Downtown is go-to place for making art

Today’s Parade to interrupt traffic downtown

•Registration for participation in the parade will run from 10:30 a.m. until noon, when the parade is scheduled to begin.

•The parade will start at the Lawrence Arts Center, 940 N.H., and will continue south to 11th Street. The parade caravan will then turn right onto Massachusetts Street and head north to Seventh before looping back around toward the Arts Center.

•An informal awards ceremony will follow the parade about 1:30 p.m.

•There will be a post-parade block party in the East 100 block of 10th Street until 5 p.m. The block party is open to all ages and will include live music, food and beverages.

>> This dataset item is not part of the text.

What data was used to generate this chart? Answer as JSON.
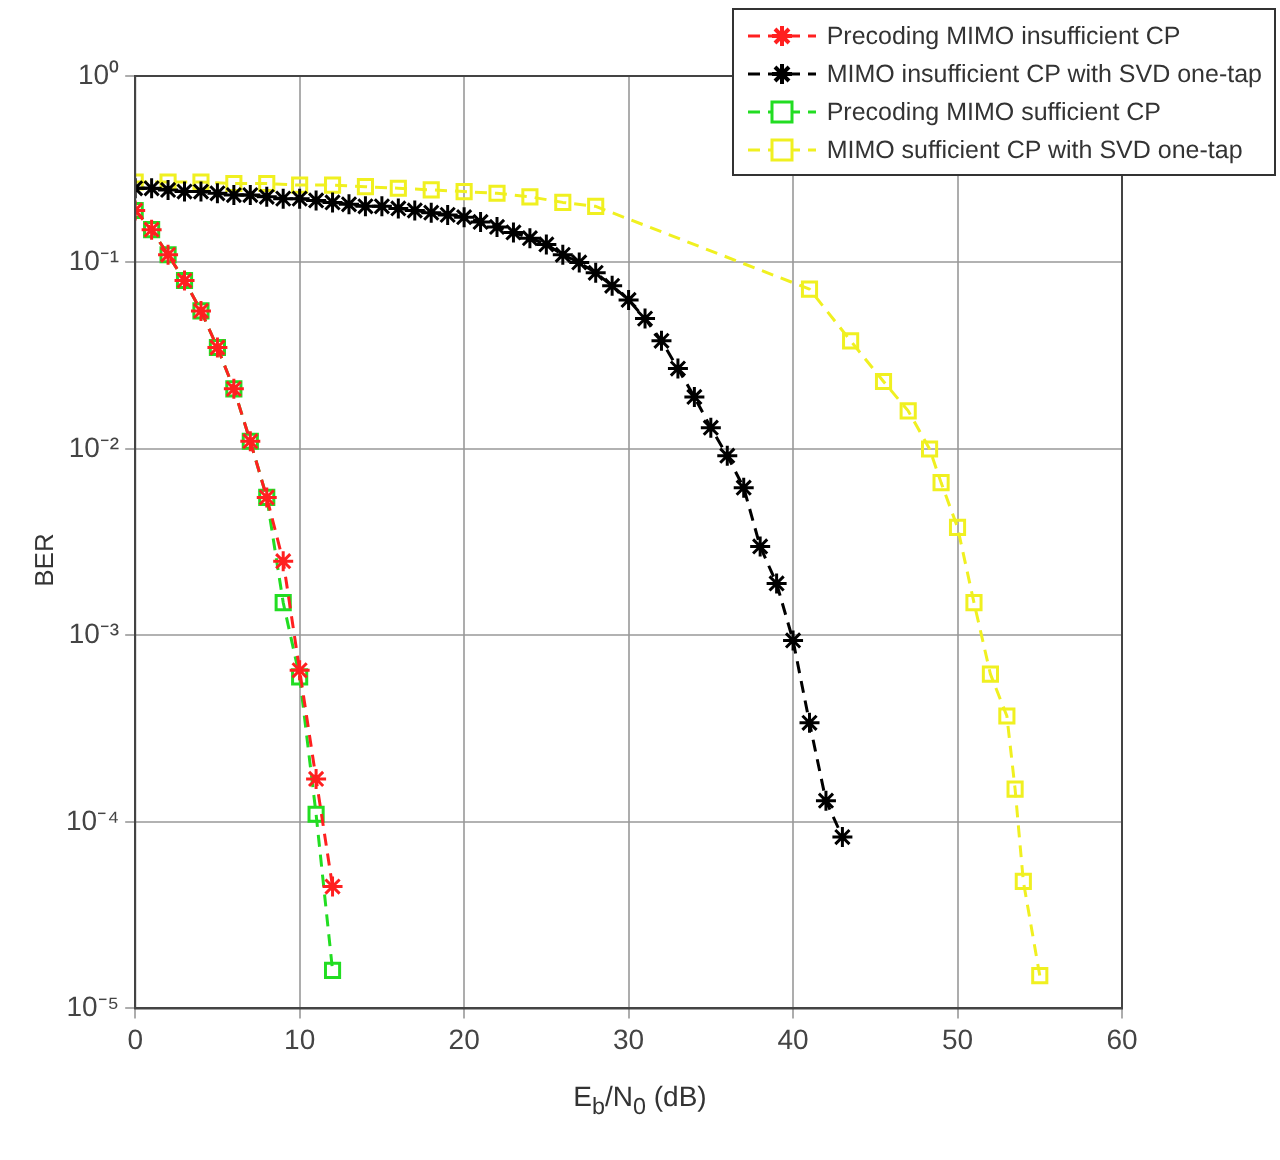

There was paint everywhere.

It was on the doors, the windows, the ground, the roof and everywhere in between.

And it was supposed to be.

Children and their parents spent a few hours downtown Friday night painting and decorating cars of the real and cardboard cutout varieties as part of the pre-parade festivities for the 2011 Art Tougeau Parade.

The activities in the 900 block of New Hampshire Street on Friday included car-related arts and crafts as well as a car-horn symphony and live music from local groups.

Sarah Geisler brought her two sons, Andrew, 9, and Elliott, 4, to participate in the good but maybe not-so-clean family fun. The two youngsters splattered and spread various paints on a Volkswagen before beginning their own cardboard masterpieces.

“They love the arts, absolutely,” Geisler said. “It’s summer. They’ve got to have something to do.”

Everyone Friday had something to do. The joint effort of the Lawrence Arts Center, Art Tougeau and local businesses such as Free State Brewing Co. and Biemer’s BBQ had everybody mingling. Michel Loomis, an area teacher and Arts Center board member, watched as children personalized their crafty cars.

“It just elevates your soul, that’s what it does,” Loomis said of the arts. “I don’t know how people live without it.”

The festivities are scheduled to continue this afternoon with the parade, BMX bikers, skateboarders and more live music. Children who created cardboard vehicles Friday have the option to participate in the parade festivities. The events are open to the public and free to attend.

And all the paint left behind from the evening’s activities?

“It’s water-based,” Loomis said. “It’ll all wash away.”